Ancient Cemetery and the Cave of the Prophets

The Kidron Valley lies between the Old City of Jerusalem and the Mount of Olives, forming one of the most symbolically charged landscapes in the Holy Land. Narrow, rocky, and quiet, it is less a valley in the pastoral sense and more a corridor of memory — shaped by scripture, burial traditions, and centuries of belief.
For thousands of years, the Kidron Valley has been associated with death, judgment, and the passage between worlds. Kings, prophets, pilgrims, and empires have all left their traces here, carved into stone rather than written on paper.
The most striking monument in the valley is the so-called Tomb of Absalom, also known as Absalom’s Pillar. Rising directly from the rock, the structure combines a square base carved from bedrock with a circular drum and conical roof above.
According to the Book of Samuel, Absalom, the rebellious son of King David, erected a monument for himself because he had no sons to preserve his name. Later tradition identified this monument with Absalom’s memory — not as an honor, but as a warning. For centuries, Jewish pilgrims would throw stones at the tomb, symbolically condemning rebellion against legitimate authority.
Modern archaeology dates the monument not to the biblical period, but to the late Second Temple era (1st century BCE – 1st century CE). Still, the name endured, and with it the moral weight of the story. In the Kidron Valley, history and interpretation coexist without fully replacing one another.
Nearby stands the Tomb of Jehoshaphat, traditionally associated with King Jehoshaphat of Judah. Like Absalom’s Pillar, the attribution is symbolic rather than historical. The tomb’s façade is cut directly into the cliff, simple and austere.
The name reflects a broader belief tied to the valley itself. In Jewish tradition, the Kidron is identified with the “Valley of Jehoshaphat,” where divine judgment is expected to take place at the end of days. Burial here was therefore not merely practical, but eschatological — an investment in proximity to redemption.

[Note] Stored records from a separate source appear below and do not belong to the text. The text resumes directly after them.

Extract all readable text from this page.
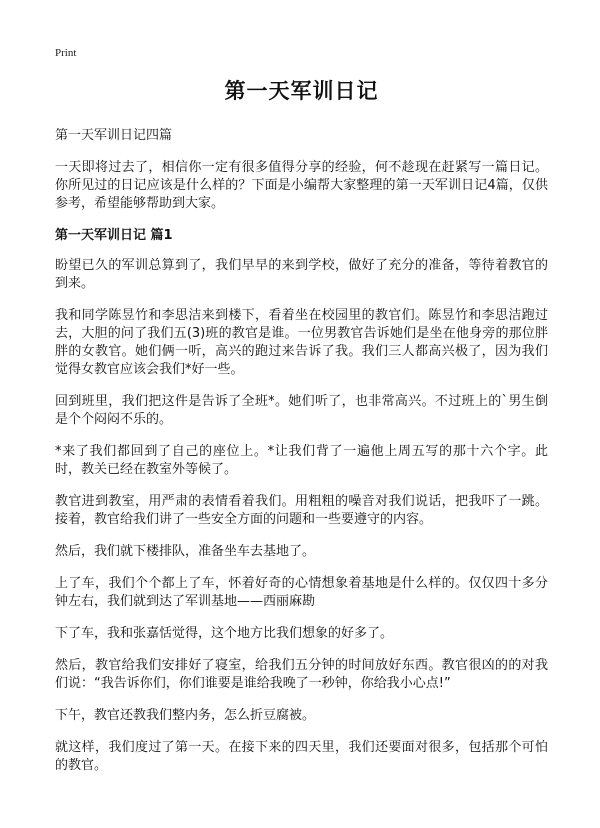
Print
第一天军训日记

第一天军训日记四篇

一天即将过去了，相信你一定有很多值得分享的经验，何不趁现在赶紧写一篇日记。你所见过的日记应该是什么样的？下面是小编帮大家整理的第一天军训日记4篇，仅供参考，希望能够帮助到大家。

第一天军训日记 篇1

盼望已久的军训总算到了，我们早早的来到学校，做好了充分的准备，等待着教官的到来。

我和同学陈昱竹和李思洁来到楼下，看着坐在校园里的教官们。陈昱竹和李思洁跑过去，大胆的问了我们五(3)班的教官是谁。一位男教官告诉她们是坐在他身旁的那位胖胖的女教官。她们俩一听，高兴的跑过来告诉了我。我们三人都高兴极了，因为我们觉得女教官应该会我们*好一些。

回到班里，我们把这件是告诉了全班*。她们听了，也非常高兴。不过班上的`男生倒是个个闷闷不乐的。

*来了我们都回到了自己的座位上。*让我们背了一遍他上周五写的那十六个字。此时，教关已经在教室外等候了。

教官进到教室，用严肃的表情看着我们。用粗粗的噪音对我们说话，把我吓了一跳。接着，教官给我们讲了一些安全方面的问题和一些要遵守的内容。

然后，我们就下楼排队，准备坐车去基地了。

上了车，我们个个都上了车，怀着好奇的心情想象着基地是什么样的。仅仅四十多分钟左右，我们就到达了军训基地——西丽麻勘

下了车，我和张嘉恬觉得，这个地方比我们想象的好多了。

然后，教官给我们安排好了寝室，给我们五分钟的时间放好东西。教官很凶的的对我们说：“我告诉你们，你们谁要是谁给我晚了一秒钟，你给我小心点!”

下午，教官还教我们整内务，怎么折豆腐被。

就这样，我们度过了第一天。在接下来的四天里，我们还要面对很多，包括那个可怕的教官。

One of the most historically grounded monuments in the valley is the Tomb of Benei Hezir, belonging to a known priestly family mentioned in the Hebrew Bible. An inscription carved into the stone identifies the tomb’s occupants, making it one of the rare cases where text and archaeology clearly align.
This tomb dates to the late Second Temple period and reflects elite burial practices of the time. Its presence reinforces the Kidron Valley’s role as a prestigious burial ground, chosen deliberately by families who could afford monumental remembrance.
The slopes of the Kidron Valley are filled with Jewish graves, many oriented toward the Temple Mount. The belief that the resurrection of the dead will begin here has shaped burial patterns for centuries, turning the valley into a dense field of white stone markers.
Christian tradition also passes through the Kidron. According to the Gospels, Jesus crossed this valley on his way from the Last Supper to the Garden of Gethsemane. The valley thus becomes a physical threshold — between city and wilderness, safety and arrest, life and sacrifice.
Today, the Kidron Valley is quiet but never empty. Pilgrims walk its paths with scriptures in hand. Locals pass through quickly. Visitors pause, read, and look upward at monuments whose meanings are layered rather than fixed.
The Kidron Valley does not offer spectacle. It offers continuity — a rare place where geology, architecture, scripture, and expectation exist in the same narrow space. It reminds the visitor that in Jerusalem, even the ground beneath your feet is part of the story.